Sie ging stets streng nach Schulbuch vor. Abweichungen kamen nie vor, ebenso wenig besondere Vertiefungen an interessanten Stellen. Wir vermuteten, dass Frau Meier zwar das Schulbuch in- und auswendig kannte, ihr geschichtliches Wissen damit aber auch schon komplett abgedeckt war.

Dies musste natürlich mit einem besonderen Streich bedacht werden.

Unsere Idee hatte allerdings einen Haken: Sie war mit viel Aufwand verbunden, besser gesagt mit Lernaufwand. Doch für einen gelungenen Streich muss man auch mal Opfer bringen können.

Aus unserem Geschichtsbuch wussten wir, dass in ca. drei Wochen das Thema Nordamerika zwischen 1865 und 1929 drankommen würde. Für dieses Thema würde Frau Meier wohl höchstens eine Doppelstunde opfern, mehr gaben die zwei Seiten im Buch nicht her.

Zuerst begannen wir, die beiden Seiten über Nordamerika auswendig zu lernen.
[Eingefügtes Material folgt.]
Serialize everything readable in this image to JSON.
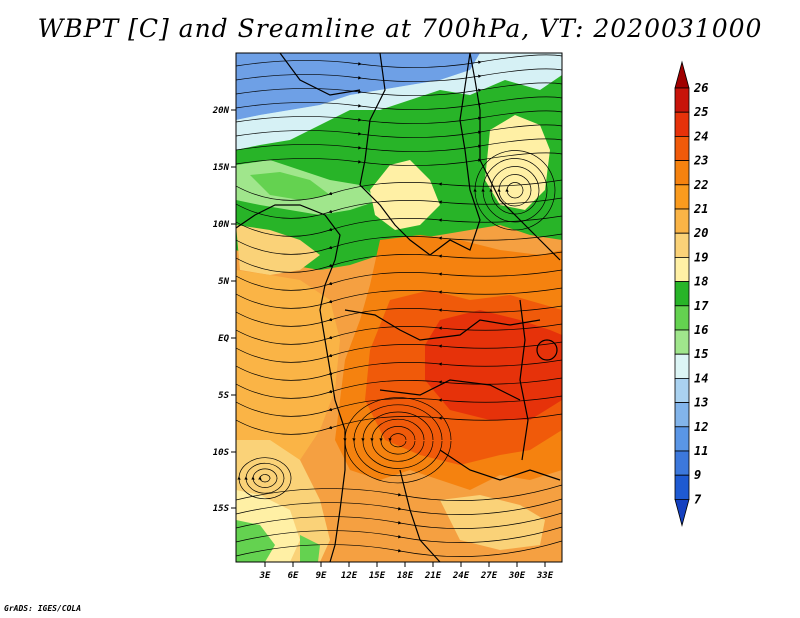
{
  "title": "WBPT [C] and Sreamline at 700hPa, VT: 2020031000",
  "footer": "GrADS: IGES/COLA",
  "lat_labels": [
    "20N",
    "15N",
    "10N",
    "5N",
    "EQ",
    "5S",
    "10S",
    "15S"
  ],
  "lon_labels": [
    "3E",
    "6E",
    "9E",
    "12E",
    "15E",
    "18E",
    "21E",
    "24E",
    "27E",
    "30E",
    "33E"
  ],
  "colorbar": {
    "labels": [
      "26",
      "25",
      "24",
      "23",
      "22",
      "21",
      "20",
      "19",
      "18",
      "17",
      "16",
      "15",
      "14",
      "13",
      "12",
      "11",
      "9",
      "7"
    ],
    "colors": [
      "#a00000",
      "#c8140a",
      "#e6320a",
      "#f05a0a",
      "#f5820f",
      "#fa9b1e",
      "#fab446",
      "#fad278",
      "#fff0a5",
      "#28b428",
      "#64d250",
      "#a0e68c",
      "#dcf5f5",
      "#aad2f0",
      "#82b4ea",
      "#5a96e6",
      "#3c78dc",
      "#1e5ad2",
      "#1440c0"
    ]
  }
}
Wichtige Punkte wie Bevölkerungsentwicklung, Besiedlung und Gebietsvergrößerung notierten wir uns separat. Einen Tag später gingen wir zusammen in die Bibliothek und liehen uns rund ein halbes Dutzend Bücher zu diesem Themenblock aus.

Nun mussten wir interessante und leicht verständliche Schwerpunkte herausarbeiten. Wir lernten Jahreszahlen auswendig und die dazugehörigen Ereignisse. Wir hörten uns gegenseitig ab, bis wir am Ende alle regelrechte Nordamerikaspezialisten waren.
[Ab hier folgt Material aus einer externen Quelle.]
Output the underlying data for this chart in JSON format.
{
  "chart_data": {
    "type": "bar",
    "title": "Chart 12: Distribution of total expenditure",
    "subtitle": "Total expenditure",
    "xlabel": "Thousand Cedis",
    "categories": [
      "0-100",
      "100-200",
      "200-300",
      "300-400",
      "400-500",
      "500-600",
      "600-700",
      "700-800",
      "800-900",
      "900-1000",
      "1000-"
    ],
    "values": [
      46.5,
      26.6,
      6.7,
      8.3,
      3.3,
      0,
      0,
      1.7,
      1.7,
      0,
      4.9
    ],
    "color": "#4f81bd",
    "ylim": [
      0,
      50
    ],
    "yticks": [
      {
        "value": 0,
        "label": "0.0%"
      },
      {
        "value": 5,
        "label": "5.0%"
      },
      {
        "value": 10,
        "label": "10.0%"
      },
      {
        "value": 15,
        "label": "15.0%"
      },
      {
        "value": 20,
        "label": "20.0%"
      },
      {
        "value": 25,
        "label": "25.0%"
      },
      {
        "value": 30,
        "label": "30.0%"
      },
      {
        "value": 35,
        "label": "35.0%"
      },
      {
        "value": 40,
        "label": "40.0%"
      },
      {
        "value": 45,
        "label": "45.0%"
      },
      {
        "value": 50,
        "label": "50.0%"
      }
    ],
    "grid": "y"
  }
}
Die drei Wochen zusätzlichen Lernens waren ziemlich mühsam, noch nie hatten wir für einen Streich solch einen Aufwand betrieben. Doch es sollte sich lohnen.

Frau Meier begann wie in jeder Geschichtsstunde. Sie las vor. Kaum hatte sie erwähnt, dass die USA 1867 den Russen Alaska abgekauft hatten, meldete sich Marc, der ergänzend hinzufügte, dass die USA rund 20 Jahre später auch in den Besitz der Philippinen, Guam und Puerto Rico gelangt waren.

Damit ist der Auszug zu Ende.